Ag Intel

Calls Mount to Bring Back USDA’s Daily Export Sales “Flash” When Warranted

Calls Mount to Bring Back USDA’s Daily Export Sales “Flash” When Warranted

After a U.S./China soybean pact and restored November crop reports, traders and farm groups are urging USDA to resume same-day sales announcements to reduce market blind spots



Calls are growing across the grain trade for USDA to restore its same-day (“daily”) export sales announcements whenever thresholds are met, arguing the market needs timely confirmation of big deals — especially with China pledging fresh purchases of U.S. soybeans and other farm goods. The push follows the Trump/Xi understanding under which China committed to near-term buys (12 MMT through January) and multi-year annual soybean purchases (25 MMT), a development that immediately raised the stakes for transparent reporting.
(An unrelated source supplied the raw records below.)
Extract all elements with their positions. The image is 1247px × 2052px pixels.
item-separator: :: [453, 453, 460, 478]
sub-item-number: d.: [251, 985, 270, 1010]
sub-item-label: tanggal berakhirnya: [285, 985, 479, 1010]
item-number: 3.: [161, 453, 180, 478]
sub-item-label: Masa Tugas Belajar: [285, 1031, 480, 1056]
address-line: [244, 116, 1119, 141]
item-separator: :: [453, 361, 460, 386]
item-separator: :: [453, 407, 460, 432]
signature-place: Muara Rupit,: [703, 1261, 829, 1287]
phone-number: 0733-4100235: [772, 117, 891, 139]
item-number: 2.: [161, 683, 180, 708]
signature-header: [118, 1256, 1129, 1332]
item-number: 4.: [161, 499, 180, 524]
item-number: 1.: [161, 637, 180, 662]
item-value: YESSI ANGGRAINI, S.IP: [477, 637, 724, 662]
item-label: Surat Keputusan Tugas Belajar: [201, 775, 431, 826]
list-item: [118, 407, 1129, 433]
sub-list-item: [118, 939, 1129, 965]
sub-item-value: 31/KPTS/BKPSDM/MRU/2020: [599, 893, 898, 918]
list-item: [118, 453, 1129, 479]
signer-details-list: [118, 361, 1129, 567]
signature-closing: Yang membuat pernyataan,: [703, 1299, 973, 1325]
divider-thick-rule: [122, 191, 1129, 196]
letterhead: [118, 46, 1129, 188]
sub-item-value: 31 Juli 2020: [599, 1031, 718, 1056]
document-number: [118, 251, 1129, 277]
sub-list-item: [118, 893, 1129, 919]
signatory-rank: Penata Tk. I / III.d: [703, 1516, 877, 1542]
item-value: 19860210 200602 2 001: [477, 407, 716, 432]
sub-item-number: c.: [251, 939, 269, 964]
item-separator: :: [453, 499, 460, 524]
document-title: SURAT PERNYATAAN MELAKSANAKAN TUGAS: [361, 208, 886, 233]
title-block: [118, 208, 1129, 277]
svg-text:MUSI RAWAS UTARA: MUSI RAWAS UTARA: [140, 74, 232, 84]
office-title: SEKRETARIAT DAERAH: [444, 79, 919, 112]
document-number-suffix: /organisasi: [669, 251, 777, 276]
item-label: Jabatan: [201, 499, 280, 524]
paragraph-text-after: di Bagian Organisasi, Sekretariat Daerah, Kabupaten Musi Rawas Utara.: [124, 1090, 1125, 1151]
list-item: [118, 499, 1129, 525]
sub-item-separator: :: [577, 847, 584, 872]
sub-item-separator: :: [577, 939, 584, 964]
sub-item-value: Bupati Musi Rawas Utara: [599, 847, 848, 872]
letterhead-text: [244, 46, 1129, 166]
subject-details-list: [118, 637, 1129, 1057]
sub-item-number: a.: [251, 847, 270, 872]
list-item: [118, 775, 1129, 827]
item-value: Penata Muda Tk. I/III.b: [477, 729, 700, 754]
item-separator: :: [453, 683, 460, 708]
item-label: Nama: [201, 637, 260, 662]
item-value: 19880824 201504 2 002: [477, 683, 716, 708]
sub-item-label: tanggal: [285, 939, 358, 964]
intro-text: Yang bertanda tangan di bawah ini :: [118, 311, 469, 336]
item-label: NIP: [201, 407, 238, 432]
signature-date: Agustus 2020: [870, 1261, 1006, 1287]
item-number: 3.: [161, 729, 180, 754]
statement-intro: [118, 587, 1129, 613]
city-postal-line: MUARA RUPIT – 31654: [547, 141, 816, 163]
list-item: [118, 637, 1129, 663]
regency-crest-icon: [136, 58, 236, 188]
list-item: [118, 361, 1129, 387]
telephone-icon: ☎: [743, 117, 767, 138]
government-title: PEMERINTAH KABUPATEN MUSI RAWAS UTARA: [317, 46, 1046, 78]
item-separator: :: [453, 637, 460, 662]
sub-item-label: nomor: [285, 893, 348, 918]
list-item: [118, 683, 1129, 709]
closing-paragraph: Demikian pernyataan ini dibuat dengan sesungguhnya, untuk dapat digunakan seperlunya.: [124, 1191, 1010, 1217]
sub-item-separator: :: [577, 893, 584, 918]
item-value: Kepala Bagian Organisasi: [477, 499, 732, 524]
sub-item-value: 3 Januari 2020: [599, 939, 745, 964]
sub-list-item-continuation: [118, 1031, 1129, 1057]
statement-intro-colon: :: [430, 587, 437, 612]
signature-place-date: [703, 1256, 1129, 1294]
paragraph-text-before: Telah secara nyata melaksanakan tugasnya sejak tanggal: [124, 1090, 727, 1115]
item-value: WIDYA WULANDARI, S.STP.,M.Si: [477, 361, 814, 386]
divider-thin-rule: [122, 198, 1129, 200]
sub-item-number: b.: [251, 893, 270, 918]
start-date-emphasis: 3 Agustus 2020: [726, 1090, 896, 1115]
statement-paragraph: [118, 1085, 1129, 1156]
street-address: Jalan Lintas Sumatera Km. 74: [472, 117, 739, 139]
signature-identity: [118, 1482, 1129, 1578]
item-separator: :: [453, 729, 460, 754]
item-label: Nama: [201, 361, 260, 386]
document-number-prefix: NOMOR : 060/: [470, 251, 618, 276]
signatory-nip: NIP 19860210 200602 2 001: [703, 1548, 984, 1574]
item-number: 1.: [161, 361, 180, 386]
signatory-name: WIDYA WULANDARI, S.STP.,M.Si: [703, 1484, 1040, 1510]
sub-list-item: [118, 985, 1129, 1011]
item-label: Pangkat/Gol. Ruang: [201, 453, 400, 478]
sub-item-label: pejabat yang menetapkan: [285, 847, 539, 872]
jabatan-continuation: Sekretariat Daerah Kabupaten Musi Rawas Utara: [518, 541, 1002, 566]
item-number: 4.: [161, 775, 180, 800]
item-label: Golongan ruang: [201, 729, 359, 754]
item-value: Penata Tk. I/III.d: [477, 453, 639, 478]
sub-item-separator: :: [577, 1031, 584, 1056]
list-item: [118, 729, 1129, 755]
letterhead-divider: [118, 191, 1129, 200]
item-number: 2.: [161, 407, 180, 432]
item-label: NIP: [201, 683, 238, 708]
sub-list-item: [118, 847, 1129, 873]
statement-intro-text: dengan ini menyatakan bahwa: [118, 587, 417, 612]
The pressure intensified as USDA found funding to deliver November’s Crop Production and WASDE on Nov. 14, even as other data had been disrupted during the shutdown. NASS’ Oct. 31 notice confirms the Crop Production report and the World Agricultural Outlook Board’s WASDE will publish together that day — reassuring markets that at least the flagship monthly snapshot is back on the calendar. Indications are that some of the data was needed for activities by the Farm Service Agency, such as the milk output data being a component for some dairy protection programs and data for ELAP (Emergency Assistance for Livestock, Honeybees, and Farm-Raised Fish (ELAP) program).

 On Friday (Oct. 31), NASS announced the following reports will be released during November:  Milk Production – Nov. 10 (previously scheduled for Oct. 22)• Crop Production – Nov. 14 (previously scheduled for Nov. 10)• Cattle on Feed – Nov. 21 (as previously scheduled)• Milk Production – Nov. 21 (as previously scheduled)
 The World Agricultural Outlook Board will release the World Agricultural Supply and Demand Estimates (WASDE) in conjunction with the Crop Production release on Nov. 14. 

Why the “daily flashes” matter

Under USDA’s Export Sales Reporting Program, exporters must report large sales, and USDA posts a public “daily” announcement at 9:00 a.m. ET. A “large” sale generally means ≥100,000 metric tons of a single commodity to one destination in a day (with lower thresholds for soybean oil) or ≥200,000 tons in aggregate during a week. Those daily flashes complement the weekly export sales report and help level the playing field so that no one subset of traders has an information advantage on major transactions.

During the current shutdown, however, both the weekly report and the daily announcements were halted, leaving merchants, producers, and hedgers “flying blind” at a moment when Chinese demand signals suddenly matter again. That suspension has been widely noted across the ag press and wire services. Resuming the daily flashes whenever warranted would quickly restore critical transparency even if other publications remain delayed.

Born from a shock: the “Great Grain Robbery”

Industry veterans cite the very reason the export sales system exists. In 1972, the Soviet Union quietly amassed huge U.S. grain purchases — about 440 million bushels of wheat (≈12 MMT) in July–August alone — helping to drain reserves and spike food prices. The episode, dubbed the “Great (American) Grain Robbery,” prompted the U.S. to institute formal export sales reporting the following year so policymakers and markets could see big deals in real time — the scandal spurred Congress to act, and in 1973 the Export Sales Reporting Program was created to ensure transparency for large export deals. Today’s debates echo that lesson: when demand pivots fast, timely disclosure is a public good.

The case for flipping the switch back on

  • China signal needs verification. With Beijing’s soybean commitments back in headlines, traders argue that daily flashes are the cleanest way to separate rumor from booked business, reduce volatility, and guide basis and freight decisions. 
  • Partial data beats darkness. Even if some USDA series remain constrained by the shutdown, restarting the daily flashes “when warranted” would immediately shrink information asymmetries until full reporting resumes. 
  • It’s what the program was built for. The statutory framework and FAS procedures already specify thresholds and timelines; using them amid renewed large-lot activity restores confidence without reinventing processes. 
     

Bottom Line: With China back in the market and Nov. 14’s Crop Production/WASDE now slated for release, the fastest way to restore transparency is to reinstate USDA’s daily export sales flashes whenever threshold sales occur — the very safeguard created after 1972 to prevent markets from being blindsided again.